Matthäus-Kirche Zürich: Abendgottesdienst vom 2. Juni 2002
HÖRE ISRAEL!
Predigt zu 5. Mose 6,4-5 von Pfarrer Jakob Vetsch
Vielleicht war zu keiner Zeit die Welt so voll von Geräuschen,
Worten und Bildern wie jetzt. Das hat uns nicht nur bereichert, sondern
auch stumpf gemacht, blind und taub für die Feinheiten und das Leise.
Wir reagieren fast nur noch auf starke Reize.
Wir wollen wieder auswählen,
was wir hören,
was wir sehen,
was wir reden,
was wir tun,
damit wir wieder lernen,
zu hören,
zu sehen,
zu reden,
zu tun.
Für einen Moment lade ich Sie in die Welt gedanklicher
Vorstellungskraft
ein. Vor unserem inneren Auge sehen wir eine hohe, gerade Mauer. Sie
verdeckt
uns die Aussicht auf die dahinterliegende Landschaft. In der Mitte der
Mauer erkennen wir einen schmalen, gewölbten Durchlass. Sorgfältig
ist Stein auf Stein gelegt. Wir sehen das Braun der Sandsteinblöcke
und die gerade Linie der Mauer, die sich beidseits der Öffnung
ausstreckt.
Nun taucht ein gebeugter, alter Mann auf. Langsam und hinkend schreitet
er auf das schmale Tor in der Mauer zu. Er trägt längere, weisse
Haare und einen Bart, der bis an die Knie hinunterreicht. Der alte Mann
ist sehr gebrechlich und schwach.
Da holt ihn ein fröhliches, etwa siebenjähriges Kind ein.
Es ergreift seine "abgewerchte" Hand und geleitet ihn zur Öffnung
der Mauer. Plötzlich stolpert der alte Mann und hängt ärgerlich
zurück. Das Kind aber gibt nicht nach, ihn anzutreiben.

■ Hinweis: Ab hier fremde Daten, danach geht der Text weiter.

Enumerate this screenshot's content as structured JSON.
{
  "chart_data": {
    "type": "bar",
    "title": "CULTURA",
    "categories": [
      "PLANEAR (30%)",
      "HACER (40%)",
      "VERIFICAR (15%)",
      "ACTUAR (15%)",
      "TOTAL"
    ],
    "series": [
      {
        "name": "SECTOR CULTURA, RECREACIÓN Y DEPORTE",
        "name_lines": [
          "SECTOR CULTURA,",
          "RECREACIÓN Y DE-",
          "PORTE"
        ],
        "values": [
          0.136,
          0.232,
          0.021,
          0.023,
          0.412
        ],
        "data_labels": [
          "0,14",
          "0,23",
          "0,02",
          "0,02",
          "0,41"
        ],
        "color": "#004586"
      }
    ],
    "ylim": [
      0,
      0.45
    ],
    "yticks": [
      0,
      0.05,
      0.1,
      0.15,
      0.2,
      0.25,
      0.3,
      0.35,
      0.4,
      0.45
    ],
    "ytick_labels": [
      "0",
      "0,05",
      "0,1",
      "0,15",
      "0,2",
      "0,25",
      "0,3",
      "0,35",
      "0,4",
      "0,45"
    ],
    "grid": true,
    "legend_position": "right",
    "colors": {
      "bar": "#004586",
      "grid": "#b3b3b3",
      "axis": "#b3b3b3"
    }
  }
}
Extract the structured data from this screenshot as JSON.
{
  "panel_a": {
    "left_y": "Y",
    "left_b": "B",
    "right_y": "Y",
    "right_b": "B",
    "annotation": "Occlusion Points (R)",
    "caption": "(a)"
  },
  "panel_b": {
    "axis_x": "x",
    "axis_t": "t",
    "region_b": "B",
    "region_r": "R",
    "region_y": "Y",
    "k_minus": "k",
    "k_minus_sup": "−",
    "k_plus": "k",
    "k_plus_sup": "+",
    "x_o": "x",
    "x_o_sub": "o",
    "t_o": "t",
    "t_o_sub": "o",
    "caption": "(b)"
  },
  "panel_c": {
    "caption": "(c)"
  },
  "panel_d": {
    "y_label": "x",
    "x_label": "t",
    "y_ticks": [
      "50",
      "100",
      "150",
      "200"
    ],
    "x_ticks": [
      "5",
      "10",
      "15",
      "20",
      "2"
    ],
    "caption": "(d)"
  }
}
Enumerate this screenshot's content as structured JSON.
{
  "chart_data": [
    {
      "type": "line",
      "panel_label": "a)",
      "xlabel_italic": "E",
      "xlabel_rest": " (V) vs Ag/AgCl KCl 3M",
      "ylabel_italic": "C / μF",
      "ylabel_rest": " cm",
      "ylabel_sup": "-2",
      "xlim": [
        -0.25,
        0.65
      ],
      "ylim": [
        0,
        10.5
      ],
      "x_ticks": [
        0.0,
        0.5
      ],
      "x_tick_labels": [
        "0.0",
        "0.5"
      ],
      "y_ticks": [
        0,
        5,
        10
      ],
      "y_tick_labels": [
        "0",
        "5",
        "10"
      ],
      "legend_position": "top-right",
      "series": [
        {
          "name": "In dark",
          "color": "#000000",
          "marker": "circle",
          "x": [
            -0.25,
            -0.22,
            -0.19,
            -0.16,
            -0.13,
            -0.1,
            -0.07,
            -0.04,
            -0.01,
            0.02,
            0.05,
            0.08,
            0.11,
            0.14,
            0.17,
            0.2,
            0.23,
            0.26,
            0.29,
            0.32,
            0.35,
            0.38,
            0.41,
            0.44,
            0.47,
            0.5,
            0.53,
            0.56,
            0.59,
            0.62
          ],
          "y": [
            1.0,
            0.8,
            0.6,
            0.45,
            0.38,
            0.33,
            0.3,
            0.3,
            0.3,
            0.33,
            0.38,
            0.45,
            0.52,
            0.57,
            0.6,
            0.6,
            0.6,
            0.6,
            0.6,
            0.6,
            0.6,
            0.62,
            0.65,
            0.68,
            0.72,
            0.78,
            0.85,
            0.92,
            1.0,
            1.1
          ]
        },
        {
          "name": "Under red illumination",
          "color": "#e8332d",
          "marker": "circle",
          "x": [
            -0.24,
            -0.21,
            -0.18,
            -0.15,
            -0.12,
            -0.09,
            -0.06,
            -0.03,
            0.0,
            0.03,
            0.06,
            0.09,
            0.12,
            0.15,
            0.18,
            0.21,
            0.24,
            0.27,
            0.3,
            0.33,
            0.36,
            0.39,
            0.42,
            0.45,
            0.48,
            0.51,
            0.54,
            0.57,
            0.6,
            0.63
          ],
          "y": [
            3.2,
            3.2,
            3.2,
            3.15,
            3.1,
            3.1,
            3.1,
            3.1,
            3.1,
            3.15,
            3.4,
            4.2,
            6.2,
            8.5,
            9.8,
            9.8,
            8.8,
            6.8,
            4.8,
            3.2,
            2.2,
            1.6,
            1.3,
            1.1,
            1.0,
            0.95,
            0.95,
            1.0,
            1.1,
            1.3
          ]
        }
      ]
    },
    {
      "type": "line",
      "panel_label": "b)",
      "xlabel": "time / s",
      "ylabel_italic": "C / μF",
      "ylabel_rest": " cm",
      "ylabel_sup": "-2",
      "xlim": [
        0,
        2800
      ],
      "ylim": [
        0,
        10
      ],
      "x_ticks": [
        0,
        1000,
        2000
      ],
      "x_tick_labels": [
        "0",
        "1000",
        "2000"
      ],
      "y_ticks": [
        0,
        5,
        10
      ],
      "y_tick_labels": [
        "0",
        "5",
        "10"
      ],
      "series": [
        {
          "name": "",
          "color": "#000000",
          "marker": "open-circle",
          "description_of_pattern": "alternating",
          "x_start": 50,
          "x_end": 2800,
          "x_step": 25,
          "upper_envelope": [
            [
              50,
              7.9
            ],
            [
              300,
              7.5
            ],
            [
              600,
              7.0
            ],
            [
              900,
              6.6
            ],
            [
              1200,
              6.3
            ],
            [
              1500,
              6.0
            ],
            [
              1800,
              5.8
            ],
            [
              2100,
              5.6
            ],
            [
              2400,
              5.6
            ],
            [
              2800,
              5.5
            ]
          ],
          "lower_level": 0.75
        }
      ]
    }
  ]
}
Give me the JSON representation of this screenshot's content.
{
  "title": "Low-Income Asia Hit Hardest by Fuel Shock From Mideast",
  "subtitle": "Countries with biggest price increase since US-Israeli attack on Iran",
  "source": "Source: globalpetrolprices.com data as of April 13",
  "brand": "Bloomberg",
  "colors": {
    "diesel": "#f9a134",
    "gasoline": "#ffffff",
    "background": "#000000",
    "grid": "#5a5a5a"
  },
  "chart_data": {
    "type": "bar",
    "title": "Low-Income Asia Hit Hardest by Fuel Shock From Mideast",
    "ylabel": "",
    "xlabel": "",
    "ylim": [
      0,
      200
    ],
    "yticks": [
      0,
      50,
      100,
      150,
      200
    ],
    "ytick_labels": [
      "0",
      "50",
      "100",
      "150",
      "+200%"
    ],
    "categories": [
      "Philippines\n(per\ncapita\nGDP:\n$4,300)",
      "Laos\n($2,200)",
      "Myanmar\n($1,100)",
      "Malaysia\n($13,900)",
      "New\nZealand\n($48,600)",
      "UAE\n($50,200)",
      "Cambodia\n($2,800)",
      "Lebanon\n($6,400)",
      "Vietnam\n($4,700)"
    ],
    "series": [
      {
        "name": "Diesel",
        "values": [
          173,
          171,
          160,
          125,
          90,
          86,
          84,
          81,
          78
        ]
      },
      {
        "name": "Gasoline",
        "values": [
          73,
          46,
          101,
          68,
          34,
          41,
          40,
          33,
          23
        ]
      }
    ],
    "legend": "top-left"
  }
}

Schliesslich gelangen die beiden beim schmalen Torbogen an. Der
Durchgang
ist eng und das Land dahinter nicht zu sehen. Da bekommt der alte Mann
Angst. Er weigert sich, noch einen Schritt weiter zu tun. Mit den
Absätzen
stemmt er sich gegen den Boden und will das Kind immer wieder von sich
stossen, doch dieses ist entschlossen, ihn durch das Tor zu bringen, wo
es selber auch durchgehen will. Mit einemmal erlahmen die Kräfte des
alten Mannes. Von Sekunde zu Sekunde lassen sie nach. Schlussendlich
lässt
er sich von dem Kind durch die Pforte geleiten ... und fort ist das
ungleiche
Paar!
Diese kleine Gedankenspielerei können wir "Vergangenheit, Gegenwart
und Zukunft" nennen. Die Mauer stellt die Gegenwart dar, das Jetzt. Der
Raum vor der Mauer ist die Vergangenheit, das Vorher. Und der
unsichtbare
Raum hinter der Mauer bedeutet die Zukunft, das Nachher.
Der alte Mann verkörpert die Erfahrung und das Kind die Abenteuerlust.
Erfahrung ohne Abenteuerlust ist schwach, zaghaft, flüchtig und
rückständig.
Und Abenteuerlust ohne Erfahrung trägt die Züge des Tollkühnen,
Unbekümmerten und Übermütigen in sich. Wenn aber beide Kräfte
zusammen in Ausgeglichenheit den Marsch in die Zukunft antreten, dann
können
grosse Dinge geschehen!
Ich predige heute über das sogenannte "Höre Israel", ein liturgischer Abschnitt, den im alten Israel jedes Kind auswendig kannte. Sein unvergesslicher Anfang lautet so:
"Höre Israel, der Herr, unser Gott, ist EIN Herr. Und du sollst den Herrn, deinen Gott, lieben von ganzem Herzen, von ganzer Seele und mit aller deiner Kraft."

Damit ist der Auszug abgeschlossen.